Ler extrapola a mera decodificação mecânica de grafemas e fonemas, pressupõe a interpretação, a compreensão e a interação entre leitor-texto. Dessa forma, lecionar numa turma de alfabetização exige que o docente compreenda a função social inerente à sua profissão, sobretudo, ao considerar o papel da escola na atualidade no que tange ao acesso dos bens culturais às classes populares, que compõe a maior parte da clientela da escola pública brasileira. Nesse sentido, estimular o protagonismo discente é extremamente relevante, a fim de propiciar aprendizagens significativas, pautando-se nesta premissa, a partir da leitura do livro “A verdadeira história dos três porquinhos”, minha turma de 3º ano das séries iniciais, coletivamente, adaptou o enredo para a realização de uma peça teatral.

De posse do texto escrito, o grande dilema era como escolher os atores para interpretarem os personagens. Considerando a importância de fomentar a formação para a cidadania desde a infância, foi proposta uma eleição democrática com este fim. Assim, os alunos se candidataram aos papéis, para tanto, cada um estudou o texto, então fizemos um processo seletivo. A grande maioria das crianças leu com fluência o texto produzido, interpretando com desenvoltura o papel ao qual se candidatou. A eleição foi difícil, pois todos os candidatos se saíram muito bem, mas os alunos, exercendo seu direito de voto, elegeram os intérpretes de cada personagem. A partir daí, durante quinze dias, os alunos ensaiaram sob supervisão da professora. Inicialmente eles tiveram certa dificuldade, sobretudo de se posicionarem diante de uma plateia, ficando de costas e falando em tom de voz baixo, por isso, gravamos um ensaio e assistimos na televisão, o que os ajudou a se darem conta de alguns pré-requisitos para uma boa encenação. A peça foi apresentada na Feira de Conhecimentos realizada na escola em meados de agosto, na qual foram expostas diversas experiências pedagógicas à comunidade escolar.

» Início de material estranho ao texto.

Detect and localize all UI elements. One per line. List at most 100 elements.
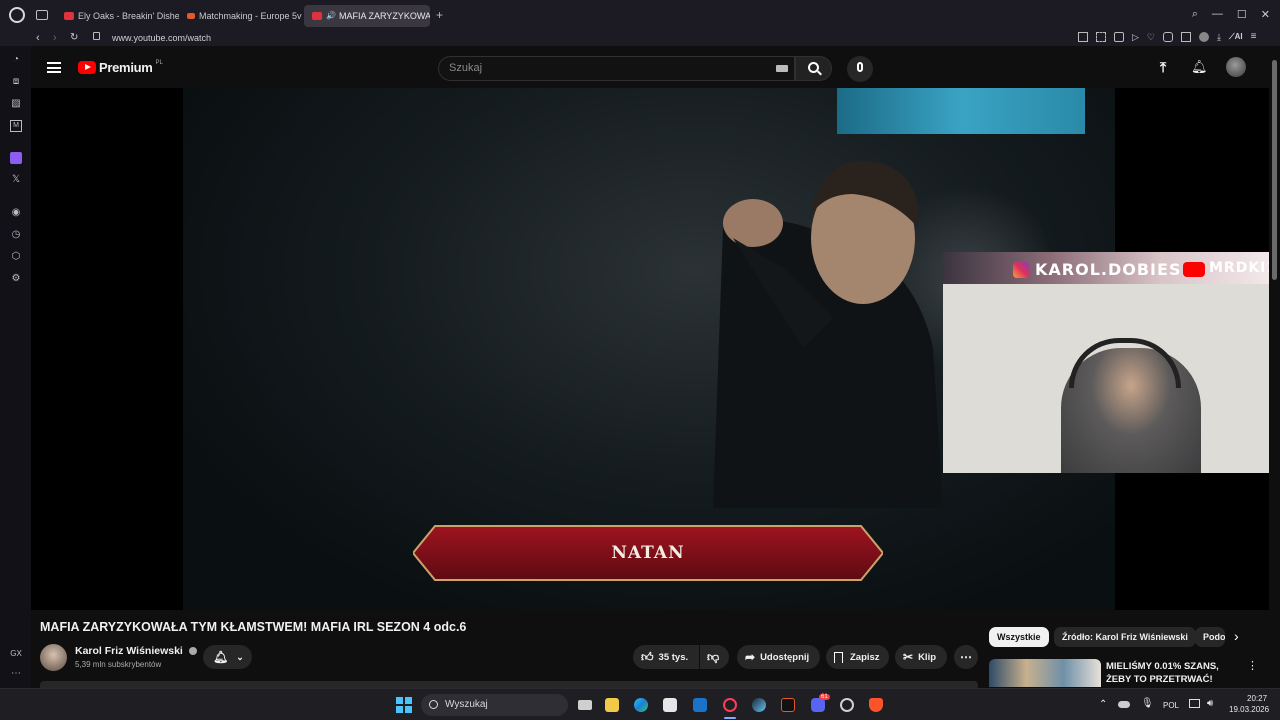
speaker-icon[interactable]: 🔊	[326, 11, 336, 20]
chip-all[interactable]: Wszystkie	[989, 627, 1049, 647]
extensions-sidebar-icon[interactable]: ⬡	[10, 251, 22, 263]
description-box[interactable]	[40, 681, 978, 688]
store-icon[interactable]	[663, 698, 677, 712]
reload-icon[interactable]: ↻	[70, 32, 78, 43]
keyboard-icon[interactable]	[776, 65, 788, 72]
player-icon[interactable]: ◉	[10, 207, 22, 219]
controller-icon[interactable]: ▨	[10, 98, 22, 110]
history-icon[interactable]: ◷	[10, 229, 22, 241]
nameplate-text: NATAN	[611, 543, 685, 563]
taskbar-search[interactable]: Wyszukaj	[421, 694, 568, 716]
search-button[interactable]	[795, 56, 832, 81]
tab-label: Ely Oaks - Breakin' Dishes	[78, 10, 179, 21]
shield-icon[interactable]	[1114, 32, 1124, 42]
profile-icon[interactable]	[1199, 32, 1209, 42]
opera-gx-icon[interactable]	[723, 698, 737, 712]
chips-next-icon[interactable]: ›	[1234, 628, 1239, 644]
create-upload-icon[interactable]: ⤒	[1160, 59, 1166, 76]
tab-ely-oaks[interactable]: Ely Oaks - Breakin' Dishes	[56, 5, 179, 27]
twitch-icon[interactable]	[10, 152, 22, 164]
recommended-video[interactable]: MIELIŚMY 0.01% SZANS, ŻEBY TO PRZETRWAĆ!…	[989, 659, 1259, 687]
pin-icon[interactable]	[1078, 32, 1088, 42]
discord-icon[interactable]	[811, 698, 825, 712]
task-view-icon[interactable]	[578, 700, 592, 710]
thumbs-up-icon: 👍︎	[641, 649, 654, 664]
save-label: Zapisz	[850, 651, 880, 663]
bag-icon[interactable]: ⧈	[10, 76, 22, 88]
gx-label[interactable]: GX	[10, 648, 22, 660]
volume-icon[interactable]: 🔊︎	[1207, 698, 1213, 709]
faceit-favicon-icon	[187, 12, 195, 19]
recommended-thumbnail[interactable]	[989, 659, 1101, 687]
settings-icon[interactable]: ⚙	[10, 273, 22, 285]
terminal-icon[interactable]	[781, 698, 795, 712]
menu-icon[interactable]: ≡	[1251, 32, 1257, 42]
video-player[interactable]: KAROL.DOBIES MRDKI1 NATAN	[31, 88, 1269, 610]
language-indicator[interactable]: POL	[1163, 701, 1179, 710]
play-icon[interactable]: ▷	[1132, 32, 1139, 42]
account-avatar[interactable]	[1226, 57, 1246, 77]
channel-avatar[interactable]	[40, 644, 67, 671]
chip-more[interactable]: Podo	[1195, 627, 1225, 647]
chip-source[interactable]: Źródło: Karol Friz Wiśniewski	[1054, 627, 1196, 647]
aria-ai-button[interactable]: ⟋AI	[1229, 32, 1243, 42]
clock-date[interactable]: 19.03.2026	[1229, 705, 1269, 714]
voice-search-button[interactable]	[847, 56, 873, 82]
save-button[interactable]: Zapisz	[826, 645, 889, 669]
more-icon[interactable]: ⋯	[10, 668, 22, 680]
close-icon[interactable]: ✕	[1261, 8, 1270, 21]
outlook-icon[interactable]	[693, 698, 707, 712]
onedrive-icon[interactable]	[1118, 701, 1130, 708]
logo-text: Premium	[99, 60, 153, 75]
share-button[interactable]: ➦ Udostępnij	[737, 645, 820, 669]
microphone-tray-icon[interactable]: 🎙︎	[1141, 698, 1154, 709]
back-icon[interactable]: ‹	[36, 32, 40, 44]
sidebar-toggle-icon[interactable]	[36, 9, 48, 20]
x-icon[interactable]: 𝕏	[10, 174, 22, 186]
edge-icon[interactable]	[634, 698, 648, 712]
snapshot-icon[interactable]	[1096, 32, 1106, 42]
tab-matchmaking[interactable]: Matchmaking - Europe 5v	[179, 5, 304, 27]
subscription-bell-button[interactable]: 🔔︎ ⌄	[203, 645, 252, 669]
verified-icon	[188, 647, 197, 656]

Os alunos desempenharam seus papéis com muita segurança, evidenciando graciosidade e grande desenvoltura ao interpretar. A apresentação do teatro foi um momento gratificante para mim, enquanto educadora, pois meus pequenos alunos apresentaram a peça teatral, sem qualquer intervenção de minha parte, de forma espontânea e autônoma, participando do processo de construção desta proposta, percebendo-se enquanto sujeitos ativos no processo ensino-aprendizagem.